The transcription of handwritten material (as many letters and all the diaries are) is a labourious and sometimes imprecise undertaking. I have taken the greatest care with this but I am aware that some mistakes have likely occurred. Should you become aware of errors, I would be interested in knowing of them. Please e-mail this or any other response.

The sharing of these letters and diaries has truly been a co-operative effort. Bill Browne himself was well aware of the existence of his early writings and used them extensively in the preparation of his two volume autobiography (Eighty-Four Years a Newfoundlander and Eighty-Seven Years a Newfoundlander). He saved all correspondence and advised his children to do the same. On several occasions he wrote in his diary of the possibility of it being read by others.

Following Bill Browne's death his diaries were moved to the Provincial Archives of Newfoundland and Labrador where they were catalogued and maintained until being loaned to London Public Library for my use. Thanks to Archives Director Shelley Smith, and to Howard Brown, Cal Best and staff. Beth Whitney and the staff at the Masonville Branch of the London Public Library have also been most gracious.

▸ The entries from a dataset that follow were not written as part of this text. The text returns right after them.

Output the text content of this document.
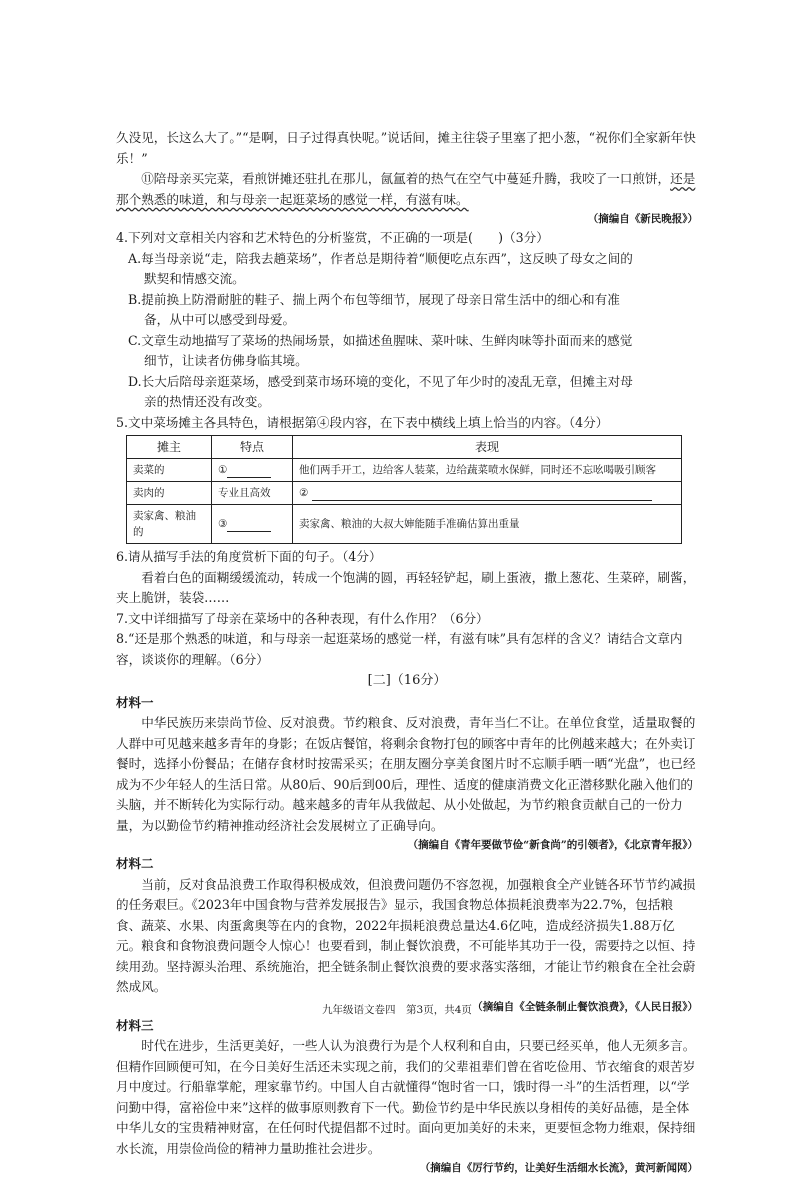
久没见，长这么大了。”“是啊，日子过得真快呢。”说话间，摊主往袋子里塞了把小葱，“祝你们全家新年快乐！”

⑪陪母亲买完菜，看煎饼摊还驻扎在那儿，氤氲着的热气在空气中蔓延升腾，我咬了一口煎饼，还是那个熟悉的味道，和与母亲一起逛菜场的感觉一样，有滋有味。

（摘编自《新民晚报》）

4.下列对文章相关内容和艺术特色的分析鉴赏，不正确的一项是(　　)（3分）

A.每当母亲说“走，陪我去趟菜场”，作者总是期待着“顺便吃点东西”，这反映了母女之间的

默契和情感交流。

B.提前换上防滑耐脏的鞋子、揣上两个布包等细节，展现了母亲日常生活中的细心和有准

备，从中可以感受到母爱。

C.文章生动地描写了菜场的热闹场景，如描述鱼腥味、菜叶味、生鲜肉味等扑面而来的感觉

细节，让读者仿佛身临其境。

D.长大后陪母亲逛菜场，感受到菜市场环境的变化，不见了年少时的凌乱无章，但摊主对母

亲的热情还没有改变。

5.文中菜场摊主各具特色，请根据第④段内容，在下表中横线上填上恰当的内容。（4分）

摊主	特点	表现
卖菜的	①	他们两手开工，边给客人装菜，边给蔬菜喷水保鲜，同时还不忘吆喝吸引顾客
卖肉的	专业且高效	②
卖家禽、粮油的	③	卖家禽、粮油的大叔大婶能随手准确估算出重量

6.请从描写手法的角度赏析下面的句子。（4分）

看着白色的面糊缓缓流动，转成一个饱满的圆，再轻轻铲起，刷上蛋液，撒上葱花、生菜碎，刷酱，夹上脆饼，装袋……

7.文中详细描写了母亲在菜场中的各种表现，有什么作用？（6分）

8.“还是那个熟悉的味道，和与母亲一起逛菜场的感觉一样，有滋有味”具有怎样的含义？请结合文章内容，谈谈你的理解。（6分）

[二]（16分）

材料一

中华民族历来崇尚节俭、反对浪费。节约粮食、反对浪费，青年当仁不让。在单位食堂，适量取餐的人群中可见越来越多青年的身影；在饭店餐馆，将剩余食物打包的顾客中青年的比例越来越大；在外卖订餐时，选择小份餐品；在储存食材时按需采买；在朋友圈分享美食图片时不忘顺手晒一晒“光盘”，也已经成为不少年轻人的生活日常。从80后、90后到00后，理性、适度的健康消费文化正潜移默化融入他们的头脑，并不断转化为实际行动。越来越多的青年从我做起、从小处做起，为节约粮食贡献自己的一份力量，为以勤俭节约精神推动经济社会发展树立了正确导向。

（摘编自《青年要做节俭“新食尚”的引领者》，《北京青年报》）

材料二

当前，反对食品浪费工作取得积极成效，但浪费问题仍不容忽视，加强粮食全产业链各环节节约减损的任务艰巨。《2023年中国食物与营养发展报告》显示，我国食物总体损耗浪费率为22.7%，包括粮食、蔬菜、水果、肉蛋禽奥等在内的食物，2022年损耗浪费总量达4.6亿吨，造成经济损失1.88万亿元。粮食和食物浪费问题令人惊心！也要看到，制止餐饮浪费，不可能毕其功于一役，需要持之以恒、持续用劲。坚持源头治理、系统施治，把全链条制止餐饮浪费的要求落实落细，才能让节约粮食在全社会蔚然成风。

（摘编自《全链条制止餐饮浪费》，《人民日报》）

材料三

时代在进步，生活更美好，一些人认为浪费行为是个人权利和自由，只要已经买单，他人无须多言。但精作回顾便可知，在今日美好生活还未实现之前，我们的父辈祖辈们曾在省吃俭用、节衣缩食的艰苦岁月中度过。行船靠掌舵，理家靠节约。中国人自古就懂得“饱时省一口，饿时得一斗”的生活哲理，以“学问勤中得，富裕俭中来”这样的做事原则教育下一代。勤俭节约是中华民族以身相传的美好品德，是全体中华儿女的宝贵精神财富，在任何时代提倡都不过时。面向更加美好的未来，更要恒念物力维艰，保持细水长流，用崇俭尚俭的精神力量助推社会进步。

（摘编自《厉行节约，让美好生活细水长流》，黄河新闻网）

九年级语文卷四　第3页，共4页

  Brenda Young and Norah Browne
Father Bill Browne, Madeleine (Browne) Murphy, Peter Browne, Marjorie (Browne) Leahey

Bill Browne's widow, Norah Browne, and the children who survived him, Marjorie Leahey (my mother), Madeleine Murphy (who died in 1998), William Browne, S.J. and Peter Browne agreed to permit me to edit and publish his letters and diaries. Each one of them has been unfailingly helpful. Bill Browne's grandchildren and great-grandchildren have likewise assisted with this project. Shelagh Leahey has loaned her photographs and provided her enthusiasm. Great-grandchild Nick Snow has done considerable work in searching old newspapers on microfilm. Brenda Leahey Young and her husband Harry Young, who live in Newfoundland, have been of tremendous assistance. Brenda has been an important part of every aspect of this project and has given unstintingly of her time and expertise. All the computer work has been done by Bill Browne's great-grandchild Christopher Snow.

While Bill Browne's own writings will tell the story of his family, his family situation is confusing to people, so I will add just a few lines of clarification.

In 1924 Bill married Mary Harris and they had four children: Marjorie, Madeleine (who died in 1998), William and Peter. Mary Harris Browne died in 1930.

In 1933 Bill married Mary Roche and they had two children: Edward (who died in 1983) and Antonio (who died in 1936). Mary Roche Browne died in 1944.

In 1951 Bill married Mae (Buckley) Fleming. Mae had one child, Margot, (who died in 1989) from her earlier marriage to Alan Fleming. Mae (Buckley) Fleming Browne died in 1970.

In 1973 Bill married Norah (Elphinstone) Renouf.